Security is now altering trade relations, shifting from an age of global interdependency to selective-interdependency by aligning with partners with shared interests and “in line with our principles and values” (Niinistö 2024, 137). Supply chains are moving from just-in-time to just-in-case – there is war or a natural disaster. Or more bluntly put in the context of the United States, “We’re going from a just-in-time integrated world economy… to a just-in-case world economy” that is “just in case we have a war” (Friedland in Wilson 2025).
The just-in-case supply chain may be in preparation for war, but shaping demand for energy or resources is also a task governments take in a geopolitically contested world. Geopolitics is about shaping the world order, but it is “not the war plans of the great powers but their energy consumption plans” that drive change (Dalby 2014, 8). Since Russia’s 2022 invasion of Ukraine, geopolitics is about war plans and energy consumption. A realist vision holds a military perspective of geopolitics and a new great race for resources. The Trump administration’s claim over Venezuela’s oil likewise reflects a new geopolitical reality for energy security.
This study will examine in detail the role of graphite, as it captures these supply chain dynamics and constraints of CRMs. The EU has identified graphite and lithium as having the most significant bottlenecks for refining (Carrara et al. 2023).
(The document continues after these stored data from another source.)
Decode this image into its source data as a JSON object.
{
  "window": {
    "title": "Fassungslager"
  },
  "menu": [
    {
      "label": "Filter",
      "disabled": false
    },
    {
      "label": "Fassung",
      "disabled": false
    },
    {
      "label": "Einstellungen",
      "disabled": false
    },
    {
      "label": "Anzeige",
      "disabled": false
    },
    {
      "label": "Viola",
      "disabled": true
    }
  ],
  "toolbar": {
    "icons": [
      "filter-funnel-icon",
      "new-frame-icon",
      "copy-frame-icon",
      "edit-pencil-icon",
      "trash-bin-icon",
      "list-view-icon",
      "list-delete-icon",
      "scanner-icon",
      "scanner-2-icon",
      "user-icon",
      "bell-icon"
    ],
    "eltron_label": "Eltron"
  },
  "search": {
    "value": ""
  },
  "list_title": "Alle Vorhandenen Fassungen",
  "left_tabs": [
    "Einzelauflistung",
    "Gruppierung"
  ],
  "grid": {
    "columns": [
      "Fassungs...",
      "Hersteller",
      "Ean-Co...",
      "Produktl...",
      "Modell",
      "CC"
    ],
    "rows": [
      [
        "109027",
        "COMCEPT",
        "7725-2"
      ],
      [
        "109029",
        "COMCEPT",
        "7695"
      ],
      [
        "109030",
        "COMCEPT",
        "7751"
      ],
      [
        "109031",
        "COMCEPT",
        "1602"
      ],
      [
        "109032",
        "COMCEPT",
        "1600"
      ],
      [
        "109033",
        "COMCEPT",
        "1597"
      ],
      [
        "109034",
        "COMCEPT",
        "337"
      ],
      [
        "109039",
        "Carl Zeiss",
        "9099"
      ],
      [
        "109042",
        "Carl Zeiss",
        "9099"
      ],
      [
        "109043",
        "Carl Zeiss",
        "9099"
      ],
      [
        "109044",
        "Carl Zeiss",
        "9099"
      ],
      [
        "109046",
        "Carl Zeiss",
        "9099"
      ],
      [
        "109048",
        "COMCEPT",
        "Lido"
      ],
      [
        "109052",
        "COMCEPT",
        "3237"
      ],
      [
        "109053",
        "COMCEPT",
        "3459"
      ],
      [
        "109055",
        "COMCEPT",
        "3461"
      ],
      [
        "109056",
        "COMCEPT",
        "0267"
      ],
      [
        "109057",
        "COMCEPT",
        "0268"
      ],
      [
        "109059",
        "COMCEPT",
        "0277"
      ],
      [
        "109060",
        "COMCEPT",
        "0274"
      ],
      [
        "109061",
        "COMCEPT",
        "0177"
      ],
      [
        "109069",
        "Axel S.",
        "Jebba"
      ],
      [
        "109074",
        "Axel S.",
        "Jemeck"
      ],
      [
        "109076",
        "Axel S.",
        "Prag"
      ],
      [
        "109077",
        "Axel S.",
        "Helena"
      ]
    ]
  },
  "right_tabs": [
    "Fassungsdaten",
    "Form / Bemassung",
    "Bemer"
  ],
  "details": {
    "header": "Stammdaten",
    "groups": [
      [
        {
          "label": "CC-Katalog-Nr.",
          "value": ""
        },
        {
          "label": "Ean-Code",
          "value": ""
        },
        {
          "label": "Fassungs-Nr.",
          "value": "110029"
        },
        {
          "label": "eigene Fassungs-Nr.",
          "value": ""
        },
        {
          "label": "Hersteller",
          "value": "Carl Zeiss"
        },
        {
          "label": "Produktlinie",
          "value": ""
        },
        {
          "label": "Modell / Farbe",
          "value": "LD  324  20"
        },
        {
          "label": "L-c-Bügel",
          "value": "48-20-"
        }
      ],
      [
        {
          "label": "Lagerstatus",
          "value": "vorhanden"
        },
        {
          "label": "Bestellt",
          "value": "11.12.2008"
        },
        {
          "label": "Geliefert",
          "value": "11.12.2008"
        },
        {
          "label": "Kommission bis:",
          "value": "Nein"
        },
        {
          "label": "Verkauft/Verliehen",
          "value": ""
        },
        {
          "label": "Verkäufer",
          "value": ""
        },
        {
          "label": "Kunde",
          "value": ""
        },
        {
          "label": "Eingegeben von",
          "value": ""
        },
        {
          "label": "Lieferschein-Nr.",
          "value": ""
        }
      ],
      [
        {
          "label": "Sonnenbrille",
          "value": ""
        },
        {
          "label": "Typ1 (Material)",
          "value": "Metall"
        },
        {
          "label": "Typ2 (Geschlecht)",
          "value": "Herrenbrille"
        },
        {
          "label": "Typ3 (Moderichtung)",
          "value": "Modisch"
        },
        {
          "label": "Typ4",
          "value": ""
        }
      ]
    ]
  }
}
However, demand for graphite in the EU is expected to soar 26 times by 2050 (Carrara et al. 2023, 189). China processes 90 percent of supplies despite deposits around the world. It is used in many products, from batteries to solar PV, microchips, and gun barrels. The supply chain runs from Southern Africa, including Madagascar, Mozambique, and Namibia, through China to Europe and the United States, with all investing billions into Southern Africa for different energy and infrastructure projects (Represas et al. 2023; Massango 2023; Sanchez 2024). The paper will draw on semi-formal interviews with mine owners in these three countries, government officials, and NGOs then apply the just-in-case framing to how these affects national sovereignty and international solidarity in the graphite trade. Is it possible to capture a CRM for just-in-case reasons, or is global interdependency too tightly interconnected?